Две птицы, похожие на черных монахов, свившие гнезда в капителях древней церкви, всполошились, услышав меня. Я оставил их в покое.
30 апреля, 0.36
Вчера был в Ани, и впечатления от увиденного не дают мне покоя. История города меня очень увлекла, и хочу ею с вами поделиться. Первой столицей армянского царства Багратидов был Карс, но царь Ашот III в 961 году решил перенести столицу страны ближе к Арарату, в более красивое и намоленное место – в Ани. Именно на X–XI века падает художественный расцвет этого великолепного города, бывшего столицей Армении до 1045 года. В ту пору Ани называли «городом 1001 церкви», а его население превышало сто тысяч человек. Он был больше, чем любой город Европы того времени, и соперничал с Багдадом, Каиром и Константинополем.
Согласно легенде, последняя церковь, тысяча первая, была построена по просьбе застенчивой жены пастуха, которую смущало большое количество шумных прихожан во всех других церквях города.
Грузинская царица Тамара в 1200 году пошла походом на Ани, ослабленный после переноса столицы в Ереван, и взяла его боем. Тогда вся местность эта была подчинена Грузии, простиравшейся до побережья Черного моря и занявшей даже Трапезунд. До сих пор в Турции находится около дюжины средневековых грузинских замков и церквей. И в Ани к его многочисленным армянским церквям были добавлены еще и грузинские.

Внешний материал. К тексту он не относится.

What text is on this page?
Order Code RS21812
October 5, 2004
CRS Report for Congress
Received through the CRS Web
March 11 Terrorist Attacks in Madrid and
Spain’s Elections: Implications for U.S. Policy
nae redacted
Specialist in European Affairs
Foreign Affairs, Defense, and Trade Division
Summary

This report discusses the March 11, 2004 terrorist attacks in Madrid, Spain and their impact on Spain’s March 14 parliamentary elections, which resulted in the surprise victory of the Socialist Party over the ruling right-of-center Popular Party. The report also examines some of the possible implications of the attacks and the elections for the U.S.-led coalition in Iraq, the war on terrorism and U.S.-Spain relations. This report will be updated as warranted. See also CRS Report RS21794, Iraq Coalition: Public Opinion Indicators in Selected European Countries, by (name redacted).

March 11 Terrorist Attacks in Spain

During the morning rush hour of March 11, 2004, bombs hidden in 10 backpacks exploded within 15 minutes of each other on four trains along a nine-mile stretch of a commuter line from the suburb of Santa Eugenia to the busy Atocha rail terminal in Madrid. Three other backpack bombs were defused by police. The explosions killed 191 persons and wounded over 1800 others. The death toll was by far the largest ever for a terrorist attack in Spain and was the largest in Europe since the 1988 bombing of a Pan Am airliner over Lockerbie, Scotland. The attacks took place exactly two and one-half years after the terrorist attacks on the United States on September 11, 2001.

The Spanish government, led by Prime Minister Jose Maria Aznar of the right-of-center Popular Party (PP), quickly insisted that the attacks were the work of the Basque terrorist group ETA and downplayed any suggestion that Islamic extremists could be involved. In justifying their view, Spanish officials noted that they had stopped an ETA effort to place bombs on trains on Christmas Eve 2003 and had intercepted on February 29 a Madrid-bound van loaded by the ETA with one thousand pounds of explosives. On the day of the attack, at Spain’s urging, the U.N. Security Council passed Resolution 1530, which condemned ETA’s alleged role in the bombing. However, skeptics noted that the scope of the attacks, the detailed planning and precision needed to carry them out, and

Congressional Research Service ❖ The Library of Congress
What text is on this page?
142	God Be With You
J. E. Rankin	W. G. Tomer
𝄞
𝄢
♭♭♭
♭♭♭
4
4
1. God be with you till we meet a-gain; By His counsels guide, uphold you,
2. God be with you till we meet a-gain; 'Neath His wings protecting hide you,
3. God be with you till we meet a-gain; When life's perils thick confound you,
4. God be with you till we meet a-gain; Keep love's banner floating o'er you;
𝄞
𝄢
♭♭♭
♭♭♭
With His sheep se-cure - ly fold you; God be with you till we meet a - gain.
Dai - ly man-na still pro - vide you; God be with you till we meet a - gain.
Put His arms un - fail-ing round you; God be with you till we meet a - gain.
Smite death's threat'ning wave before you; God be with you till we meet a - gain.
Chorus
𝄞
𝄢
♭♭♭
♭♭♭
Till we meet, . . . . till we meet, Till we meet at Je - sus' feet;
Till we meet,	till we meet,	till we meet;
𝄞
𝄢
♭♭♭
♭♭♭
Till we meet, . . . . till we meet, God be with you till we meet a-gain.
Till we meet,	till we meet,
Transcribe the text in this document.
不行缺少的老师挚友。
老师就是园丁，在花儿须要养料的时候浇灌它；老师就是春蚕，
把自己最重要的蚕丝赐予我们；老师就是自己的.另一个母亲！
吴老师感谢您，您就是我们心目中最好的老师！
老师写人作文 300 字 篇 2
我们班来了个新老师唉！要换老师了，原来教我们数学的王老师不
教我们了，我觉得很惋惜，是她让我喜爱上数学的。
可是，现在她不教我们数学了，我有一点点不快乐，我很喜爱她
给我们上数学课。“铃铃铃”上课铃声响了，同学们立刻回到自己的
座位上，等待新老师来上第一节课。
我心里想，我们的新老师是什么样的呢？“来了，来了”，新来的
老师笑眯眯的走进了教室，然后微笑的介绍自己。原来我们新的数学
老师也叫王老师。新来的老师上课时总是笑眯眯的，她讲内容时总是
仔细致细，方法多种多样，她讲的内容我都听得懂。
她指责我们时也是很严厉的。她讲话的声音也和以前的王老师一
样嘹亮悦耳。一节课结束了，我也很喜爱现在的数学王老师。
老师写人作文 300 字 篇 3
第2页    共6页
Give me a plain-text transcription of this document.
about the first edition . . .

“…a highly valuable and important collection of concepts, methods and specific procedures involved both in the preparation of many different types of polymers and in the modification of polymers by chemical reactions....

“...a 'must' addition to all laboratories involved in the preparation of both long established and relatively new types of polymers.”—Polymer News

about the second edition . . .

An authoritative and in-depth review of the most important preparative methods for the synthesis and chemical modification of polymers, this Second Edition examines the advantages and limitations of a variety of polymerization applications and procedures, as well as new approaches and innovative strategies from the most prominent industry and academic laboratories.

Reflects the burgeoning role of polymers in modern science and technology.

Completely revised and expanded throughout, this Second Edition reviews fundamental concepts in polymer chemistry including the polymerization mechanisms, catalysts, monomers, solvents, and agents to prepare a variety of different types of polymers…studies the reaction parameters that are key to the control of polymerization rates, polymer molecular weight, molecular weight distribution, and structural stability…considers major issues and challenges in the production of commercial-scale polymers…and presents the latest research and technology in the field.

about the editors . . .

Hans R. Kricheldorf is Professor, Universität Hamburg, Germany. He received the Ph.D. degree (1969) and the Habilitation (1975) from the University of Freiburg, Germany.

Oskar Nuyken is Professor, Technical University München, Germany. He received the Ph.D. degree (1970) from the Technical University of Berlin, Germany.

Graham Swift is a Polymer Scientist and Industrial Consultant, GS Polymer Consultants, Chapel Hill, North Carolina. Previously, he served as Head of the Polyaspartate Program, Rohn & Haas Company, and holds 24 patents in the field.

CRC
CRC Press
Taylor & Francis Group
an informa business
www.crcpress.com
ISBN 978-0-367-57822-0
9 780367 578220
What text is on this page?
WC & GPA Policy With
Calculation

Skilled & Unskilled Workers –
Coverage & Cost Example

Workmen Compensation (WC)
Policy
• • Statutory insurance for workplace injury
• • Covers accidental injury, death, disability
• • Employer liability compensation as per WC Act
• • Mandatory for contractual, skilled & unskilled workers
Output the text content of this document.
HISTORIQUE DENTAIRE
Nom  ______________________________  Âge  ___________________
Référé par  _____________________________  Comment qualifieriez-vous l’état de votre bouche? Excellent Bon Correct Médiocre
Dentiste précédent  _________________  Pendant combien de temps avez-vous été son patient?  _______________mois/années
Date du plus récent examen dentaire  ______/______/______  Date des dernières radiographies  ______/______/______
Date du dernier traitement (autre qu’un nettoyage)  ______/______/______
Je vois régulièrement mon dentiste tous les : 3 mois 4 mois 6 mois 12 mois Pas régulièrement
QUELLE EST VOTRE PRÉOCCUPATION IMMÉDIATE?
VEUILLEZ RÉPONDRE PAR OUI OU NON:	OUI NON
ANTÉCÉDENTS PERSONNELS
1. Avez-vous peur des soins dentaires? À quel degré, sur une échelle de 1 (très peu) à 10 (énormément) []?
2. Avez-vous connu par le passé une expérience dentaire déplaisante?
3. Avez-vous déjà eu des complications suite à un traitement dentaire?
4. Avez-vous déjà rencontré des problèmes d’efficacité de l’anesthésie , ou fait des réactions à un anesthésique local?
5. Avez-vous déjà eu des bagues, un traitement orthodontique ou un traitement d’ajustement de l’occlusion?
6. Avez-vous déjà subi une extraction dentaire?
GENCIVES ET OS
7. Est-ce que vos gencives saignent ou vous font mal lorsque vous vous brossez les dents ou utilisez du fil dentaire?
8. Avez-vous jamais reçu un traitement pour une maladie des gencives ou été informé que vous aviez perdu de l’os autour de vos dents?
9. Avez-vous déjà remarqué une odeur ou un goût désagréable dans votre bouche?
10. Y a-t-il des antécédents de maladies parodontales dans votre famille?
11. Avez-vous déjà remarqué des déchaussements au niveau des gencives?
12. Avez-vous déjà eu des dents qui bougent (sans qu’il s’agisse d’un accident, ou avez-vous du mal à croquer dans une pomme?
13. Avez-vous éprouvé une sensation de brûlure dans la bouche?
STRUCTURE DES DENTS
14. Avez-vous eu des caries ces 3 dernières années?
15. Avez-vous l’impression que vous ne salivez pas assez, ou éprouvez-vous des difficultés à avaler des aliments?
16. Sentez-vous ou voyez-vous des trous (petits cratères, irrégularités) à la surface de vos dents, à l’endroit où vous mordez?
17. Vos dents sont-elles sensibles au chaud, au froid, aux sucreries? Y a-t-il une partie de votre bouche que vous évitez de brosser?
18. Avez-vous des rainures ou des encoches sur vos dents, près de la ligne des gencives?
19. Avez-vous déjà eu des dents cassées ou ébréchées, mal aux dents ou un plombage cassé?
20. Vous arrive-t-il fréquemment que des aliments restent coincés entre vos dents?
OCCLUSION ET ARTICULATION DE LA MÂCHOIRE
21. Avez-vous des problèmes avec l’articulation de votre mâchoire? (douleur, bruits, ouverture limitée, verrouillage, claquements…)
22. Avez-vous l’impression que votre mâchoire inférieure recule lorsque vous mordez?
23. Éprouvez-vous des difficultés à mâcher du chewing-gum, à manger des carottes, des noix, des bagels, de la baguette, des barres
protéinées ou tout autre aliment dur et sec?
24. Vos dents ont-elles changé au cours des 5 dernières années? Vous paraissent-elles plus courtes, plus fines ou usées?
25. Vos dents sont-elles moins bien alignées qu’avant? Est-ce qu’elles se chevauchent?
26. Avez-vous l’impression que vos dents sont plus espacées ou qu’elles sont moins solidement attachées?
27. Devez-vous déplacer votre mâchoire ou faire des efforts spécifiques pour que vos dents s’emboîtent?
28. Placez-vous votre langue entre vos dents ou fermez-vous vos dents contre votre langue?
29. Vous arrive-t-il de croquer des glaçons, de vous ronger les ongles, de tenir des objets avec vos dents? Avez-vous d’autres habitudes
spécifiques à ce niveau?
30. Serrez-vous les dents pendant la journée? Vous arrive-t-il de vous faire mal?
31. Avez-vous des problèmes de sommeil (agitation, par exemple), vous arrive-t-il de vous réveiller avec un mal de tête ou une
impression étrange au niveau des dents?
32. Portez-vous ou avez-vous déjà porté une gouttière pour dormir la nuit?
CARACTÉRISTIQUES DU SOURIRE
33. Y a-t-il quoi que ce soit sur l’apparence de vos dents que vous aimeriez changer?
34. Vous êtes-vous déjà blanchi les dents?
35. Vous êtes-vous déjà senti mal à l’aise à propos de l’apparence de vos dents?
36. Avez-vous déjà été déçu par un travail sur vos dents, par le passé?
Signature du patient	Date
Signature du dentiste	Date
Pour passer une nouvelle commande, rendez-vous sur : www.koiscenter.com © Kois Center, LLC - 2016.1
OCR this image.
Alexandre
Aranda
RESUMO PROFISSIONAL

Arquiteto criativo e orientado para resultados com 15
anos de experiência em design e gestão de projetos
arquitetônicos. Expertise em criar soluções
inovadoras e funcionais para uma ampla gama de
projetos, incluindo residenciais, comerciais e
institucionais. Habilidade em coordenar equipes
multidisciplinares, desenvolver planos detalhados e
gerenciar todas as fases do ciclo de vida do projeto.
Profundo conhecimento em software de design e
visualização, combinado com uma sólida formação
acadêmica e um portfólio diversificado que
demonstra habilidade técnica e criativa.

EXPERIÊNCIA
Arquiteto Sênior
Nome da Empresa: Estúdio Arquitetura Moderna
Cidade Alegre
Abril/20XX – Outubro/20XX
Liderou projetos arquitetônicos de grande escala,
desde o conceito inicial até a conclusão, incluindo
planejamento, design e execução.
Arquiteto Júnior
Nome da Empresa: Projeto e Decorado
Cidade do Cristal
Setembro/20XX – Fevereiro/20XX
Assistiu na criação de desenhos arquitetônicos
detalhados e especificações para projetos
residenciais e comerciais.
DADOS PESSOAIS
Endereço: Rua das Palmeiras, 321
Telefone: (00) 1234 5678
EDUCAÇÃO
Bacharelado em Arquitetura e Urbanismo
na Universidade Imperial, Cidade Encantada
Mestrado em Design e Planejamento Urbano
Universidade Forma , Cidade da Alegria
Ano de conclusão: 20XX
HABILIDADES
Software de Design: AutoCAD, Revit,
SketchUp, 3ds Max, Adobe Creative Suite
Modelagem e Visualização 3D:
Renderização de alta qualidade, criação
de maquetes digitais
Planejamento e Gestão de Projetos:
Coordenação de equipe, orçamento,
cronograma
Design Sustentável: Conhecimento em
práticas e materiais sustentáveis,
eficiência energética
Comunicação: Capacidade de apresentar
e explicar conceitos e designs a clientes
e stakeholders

Затем Ани опустошили монголы, а в 1319 году страшной силы землетрясение уничтожило множество церквей, однако не все – путешественники из Европы в XVIII веке еще насчитывали в Ани двести храмов. Вскоре, в 1386 году, Ани был взят и разграблен Тамерланом, а год спустя он же взял и Карс. В начале XVI века, в 1513 году, город окончательно захватили османские турки, державшие эти уже полуопустевшие руины триста лет в своем владении. Русская армия брала Карс неоднократно – в 1828 году, затем во время Крымской войны – в 1855 году и окончательно – в 1877-м, когда Карс и Ани по Берлинскому соглашению отошли к России. Царское правительство организовало первые научные раскопки в городе в 1892 году под руководством академика Николая Яковлевича Марра, полугрузина-полушотландца. Вот тогда-то и были укреплены уцелевшие церкви, были найдены описанные мной в предыдущем письме царский дворец, торговая улица, бани и мечеть, споры об основании которой не утихают и по сей день. Тогда в Ани было найдено много резной кипарисовой мебели Средних веков, керамика, посуда, монеты, оружие, доспехи. И все это было выставлено русским правительством в двух музеях, расположенных в соборе и караван-сарае; увы, теперь они уничтожены и, как говорят свидетели, разворованы.